C’est “une nouvelle scène politique” qui est sortie des urnes de la République turque de Chypre du Nord, le 28 juillet, constate Phileleftheros. Des élections législatives anticipées étaient organisées dans la partie nord de l’île, occupée par la Turquie depuis 1974 et reconnue seulement par Ankara et l’Azerbaïdjan. Elles ont été remportées par le Parti républicain turc (gauche) avec 38,4% voix, devant le Parti de l’unité nationale (27,3%), qui était jusqu’à présent majoritaire et était soutenu par le Premier ministre turc Recep Tayyip Erdoğan.

La question de la réunification de l’île n’a pas constitué un sujet de campagne, relevait Politis avant le scrutin. Dans un contexte de crise, le thème principal a été le programme économique pour la période 2013-2015, qui doit être signé avec la Turquie.

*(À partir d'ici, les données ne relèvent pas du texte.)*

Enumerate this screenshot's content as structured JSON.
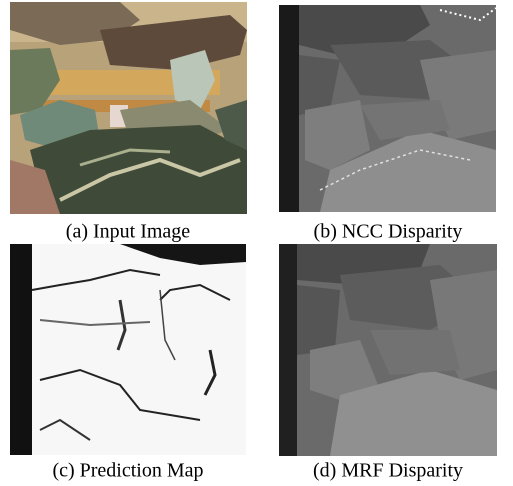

Les 65 000 Chypriotes turcs et 107 803 colons turcs appelés à voter se sont pourtant rendus aux urnes en espèrant que la crise économique en cours dans l’Union européenne pourrait ramener les deux parties de l’île à la table de négociations, constate Adevărul. Dans un long reportage, le quotidien roumain note que “les Chypriotes croient qu’à part la beauté commerciale [des sites touristiques], la république turque de Chypre du nord, comme l’appelent les habitants, est inexistante pour la communauté internationale”. Pour la journaliste, le sourire des habitants est “assuré seulement si devant les commerçants quelqu’un brandit la monnaie européenne [un euro representant 2,40 livres turques]...”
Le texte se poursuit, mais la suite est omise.